CNN showed a photo of a smiling Phillips after his rescue. Phillips’ crew let off flares, hoisted an American flag and jumped for joy at news of their captain’s rescue.

“We are very happy. He’s a hero,” one crew member of the Maersk Alabama shouted at journalists amid raucous celebrations on the deck of the vessel, docked in Kenya’s Mombasa port.

Phillips, 53, was the first American taken captive by Somali pirate gangs who have marauded in the busy Gulf of Aden and Indian Ocean shipping lanes for years.

Three US warships had been watching the situation.

Captain, crew “heroic”

President Barack Obama, spared from having another thorny foreign policy crisis added to his troubles with the US economic meltdown and Afghanistan, welcomed the rescue, praised the US military and vowed to curb rampant piracy.

“To achieve that goal, we must continue to work with our partners to prevent future attacks, be prepared to interdict acts of piracy and ensure that those who commit acts of piracy are held accountable for their crimes,” he said in a statement.

The Maersk Alabama, a container carrying food aid for Somalis, was attacked far out in the Indian Ocean on Wednesday, but its 20 American crew apparently fought off the pirates and regained control.

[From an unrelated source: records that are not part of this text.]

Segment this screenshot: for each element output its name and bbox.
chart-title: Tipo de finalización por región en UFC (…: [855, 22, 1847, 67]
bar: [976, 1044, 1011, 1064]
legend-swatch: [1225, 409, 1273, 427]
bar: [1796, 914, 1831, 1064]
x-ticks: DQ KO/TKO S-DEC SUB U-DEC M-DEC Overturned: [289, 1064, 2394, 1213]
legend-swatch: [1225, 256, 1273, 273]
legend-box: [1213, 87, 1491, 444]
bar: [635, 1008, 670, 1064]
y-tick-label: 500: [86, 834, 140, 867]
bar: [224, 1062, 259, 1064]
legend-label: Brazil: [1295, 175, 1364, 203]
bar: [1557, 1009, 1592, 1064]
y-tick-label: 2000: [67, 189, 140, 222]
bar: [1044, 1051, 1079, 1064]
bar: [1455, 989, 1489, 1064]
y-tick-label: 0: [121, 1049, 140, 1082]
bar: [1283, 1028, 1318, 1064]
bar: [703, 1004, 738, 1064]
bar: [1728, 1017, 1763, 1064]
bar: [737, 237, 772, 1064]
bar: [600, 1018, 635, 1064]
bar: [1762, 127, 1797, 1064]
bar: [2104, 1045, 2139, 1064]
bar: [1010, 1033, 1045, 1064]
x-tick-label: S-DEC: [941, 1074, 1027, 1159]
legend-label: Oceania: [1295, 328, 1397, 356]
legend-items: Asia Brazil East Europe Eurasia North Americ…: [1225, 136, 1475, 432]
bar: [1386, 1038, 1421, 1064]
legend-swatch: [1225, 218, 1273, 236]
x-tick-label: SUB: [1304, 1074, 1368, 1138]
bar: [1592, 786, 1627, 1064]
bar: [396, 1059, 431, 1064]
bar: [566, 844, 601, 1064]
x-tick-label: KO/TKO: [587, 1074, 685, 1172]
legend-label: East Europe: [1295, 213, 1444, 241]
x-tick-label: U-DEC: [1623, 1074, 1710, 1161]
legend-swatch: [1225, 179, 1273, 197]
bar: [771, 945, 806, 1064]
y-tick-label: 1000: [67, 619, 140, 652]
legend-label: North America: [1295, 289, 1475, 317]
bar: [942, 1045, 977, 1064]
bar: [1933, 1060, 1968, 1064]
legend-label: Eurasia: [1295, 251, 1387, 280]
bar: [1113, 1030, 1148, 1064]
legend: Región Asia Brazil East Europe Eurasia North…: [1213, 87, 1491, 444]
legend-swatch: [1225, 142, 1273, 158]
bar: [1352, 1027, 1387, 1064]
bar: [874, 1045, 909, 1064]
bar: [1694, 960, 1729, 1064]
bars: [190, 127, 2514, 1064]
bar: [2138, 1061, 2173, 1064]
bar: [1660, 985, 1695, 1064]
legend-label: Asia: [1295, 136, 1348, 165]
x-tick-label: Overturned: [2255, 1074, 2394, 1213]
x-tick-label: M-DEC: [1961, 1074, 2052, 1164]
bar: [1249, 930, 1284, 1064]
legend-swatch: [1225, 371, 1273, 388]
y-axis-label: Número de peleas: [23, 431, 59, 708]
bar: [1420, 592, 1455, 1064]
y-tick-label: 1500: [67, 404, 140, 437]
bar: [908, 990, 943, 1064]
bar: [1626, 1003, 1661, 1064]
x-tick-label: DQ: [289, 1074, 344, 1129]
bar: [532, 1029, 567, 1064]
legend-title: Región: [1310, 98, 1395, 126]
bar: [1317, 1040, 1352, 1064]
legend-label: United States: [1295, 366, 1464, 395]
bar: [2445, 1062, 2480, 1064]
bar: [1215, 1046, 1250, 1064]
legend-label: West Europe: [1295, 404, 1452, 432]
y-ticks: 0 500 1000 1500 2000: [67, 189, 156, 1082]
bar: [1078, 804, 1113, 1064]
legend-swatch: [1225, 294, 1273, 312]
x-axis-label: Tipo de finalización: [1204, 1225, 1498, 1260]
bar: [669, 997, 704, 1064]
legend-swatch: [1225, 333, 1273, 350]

Phillips volunteered to go with the pirates in a Maersk Alabama lifeboat in exchange for the crew, said Vice Adm. Bill Gortney, commander, US Naval Forces Central Command.

“The actions of Captain Phillips and the civilian mariners of Maersk-Alabama were heroic. They fought back to regain control of their ship, and Captain Phillips selflessly put his life in the hands of these armed criminals in order to protect his crew,” he said in a statement.

Joseph Murphy, whose son, Shane, was Phillips’s second in command and took over the Alabama after pirates left with Phillips, said in a statement read by CNN, “Our prayers have been answered on this Easter Sunday.”

“My son and our family will forever be indebted to Capt. Phillips for his bravery. If not for his incredible personal sacrifice, this kidnapping — an act of terror — could have turned out much worse,” said Murphy.

“The captain is a hero,” one crew member shouted from the 17,000-ton ship as it docked in Kenya’s Mombasa port under darkness on Saturday. “He saved our lives by giving himself up.”